Surely, Netanyahu is paving the way for the next perennial bombing
of Gaza.
In
order to effectively oppress a people, it is necessary to create
the “other,” to paint, with broad brush strokes, a
group of people as the source of your problems - as the foreigner
and not like us, as a criminal element, as inferior, or the
moniker of one’s choosing. And in scapegoating that group,
the dominant force in society is able justify, to rationalize all
forms of punishment that follow. For African Americans, the
notion of a genetically inferior, permanent class of criminals was
reflected in white attitudes and codified into law, helping to
undergird slavery and Jim Crow segregation.
Centuries
of European antisemitism, of the racist notion of blood
libel - that Jews kidnaped Christian children to use their
blood for ritual purposes - and the horrific depiction of the
Jewish people as vermin made the Nuremberg laws and Hitler’s
final solution possible.

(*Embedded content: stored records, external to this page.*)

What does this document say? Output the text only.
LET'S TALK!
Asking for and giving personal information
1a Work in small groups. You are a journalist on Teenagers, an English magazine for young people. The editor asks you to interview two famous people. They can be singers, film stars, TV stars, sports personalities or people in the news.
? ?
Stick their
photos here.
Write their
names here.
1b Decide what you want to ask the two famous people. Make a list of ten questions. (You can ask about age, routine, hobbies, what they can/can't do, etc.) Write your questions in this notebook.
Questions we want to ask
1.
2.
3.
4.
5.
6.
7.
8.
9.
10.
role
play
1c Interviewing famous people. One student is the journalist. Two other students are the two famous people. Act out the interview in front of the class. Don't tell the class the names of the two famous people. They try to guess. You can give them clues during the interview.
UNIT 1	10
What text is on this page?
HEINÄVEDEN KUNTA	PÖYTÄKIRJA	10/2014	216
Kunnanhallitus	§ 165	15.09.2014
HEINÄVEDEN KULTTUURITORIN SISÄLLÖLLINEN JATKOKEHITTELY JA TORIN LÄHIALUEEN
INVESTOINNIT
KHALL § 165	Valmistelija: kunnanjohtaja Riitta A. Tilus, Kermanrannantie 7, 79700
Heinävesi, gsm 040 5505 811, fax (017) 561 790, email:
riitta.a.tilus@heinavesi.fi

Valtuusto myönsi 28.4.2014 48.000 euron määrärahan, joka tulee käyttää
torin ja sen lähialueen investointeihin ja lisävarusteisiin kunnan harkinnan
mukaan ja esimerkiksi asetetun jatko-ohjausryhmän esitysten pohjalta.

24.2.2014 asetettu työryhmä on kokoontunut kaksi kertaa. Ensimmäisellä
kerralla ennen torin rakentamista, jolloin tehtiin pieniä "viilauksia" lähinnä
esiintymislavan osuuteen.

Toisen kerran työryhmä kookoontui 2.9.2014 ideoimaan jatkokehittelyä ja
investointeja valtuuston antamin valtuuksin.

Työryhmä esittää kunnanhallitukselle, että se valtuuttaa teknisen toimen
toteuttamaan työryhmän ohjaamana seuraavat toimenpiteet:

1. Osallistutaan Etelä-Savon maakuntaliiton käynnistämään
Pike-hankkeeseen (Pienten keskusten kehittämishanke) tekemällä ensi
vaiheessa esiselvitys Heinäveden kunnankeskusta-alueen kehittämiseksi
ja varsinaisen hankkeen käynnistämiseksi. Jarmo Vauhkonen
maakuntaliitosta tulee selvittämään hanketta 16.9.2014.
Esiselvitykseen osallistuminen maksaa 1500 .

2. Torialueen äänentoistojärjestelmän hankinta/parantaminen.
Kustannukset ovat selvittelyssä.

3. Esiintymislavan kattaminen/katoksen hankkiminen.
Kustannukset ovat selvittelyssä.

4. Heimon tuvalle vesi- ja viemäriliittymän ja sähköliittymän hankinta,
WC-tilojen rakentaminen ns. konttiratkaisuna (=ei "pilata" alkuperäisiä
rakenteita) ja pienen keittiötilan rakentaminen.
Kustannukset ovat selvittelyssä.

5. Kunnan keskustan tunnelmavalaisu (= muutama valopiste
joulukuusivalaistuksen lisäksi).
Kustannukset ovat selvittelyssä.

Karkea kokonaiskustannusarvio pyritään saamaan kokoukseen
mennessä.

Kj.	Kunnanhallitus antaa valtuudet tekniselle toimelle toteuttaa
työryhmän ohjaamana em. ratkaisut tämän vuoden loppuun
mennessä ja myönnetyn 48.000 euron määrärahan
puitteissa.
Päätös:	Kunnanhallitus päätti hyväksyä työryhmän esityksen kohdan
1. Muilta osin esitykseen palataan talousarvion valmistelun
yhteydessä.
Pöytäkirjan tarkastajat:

Under South African apartheid, the white
minority maintained its own system in which white supremacist
ideology and laws kept blacks hopelessly suppressed and
economically subservient.
And
in Israel and Palestine, an indefensible occupation of the
Palestinians remains the last bastion of colonialism, but also
becomes entangled with the unresolved trauma of intergenerational
Jewish suffering and the notion of “never again.” The
lessons of the past should dictate that no one should be
oppressed. However, rightwing Israeli politicians representing
the interests of West Bank settlers have been able to manipulate
that very real sense of trauma by turning Palestinians into
boogeymen. They have spun the occupation and the current
unrest as a war against Muslim terrorism, and anything other
than what it really is - an Israeli land grab on the one hand,
and a struggle for Palestinian liberation, human rights and
self-determination on the other.
The
occupation, with its unabated construction of settlements, has
promoted a dehumanization of the other that allows for unchecked
racial hatred and extremism, erodes
any semblance of democracy and enables creeping fascism in
Israeli society.
A
recent poll found that a majority of Israelis think Arab
Israeli citizens support terrorism.
Mizrahi
Jews, those Jews of Arab descent, people of color who had
their own Black Panther movement, have faced discrimination
because they look
like the “enemy.”
Netanyahu
whipped up Israeli fear of Arabs on Election Day by warning they
were going to the polls “in
droves.”
He
and his Israeli right have branded black people - African
refugees and asylum seekers - as “infiltrators”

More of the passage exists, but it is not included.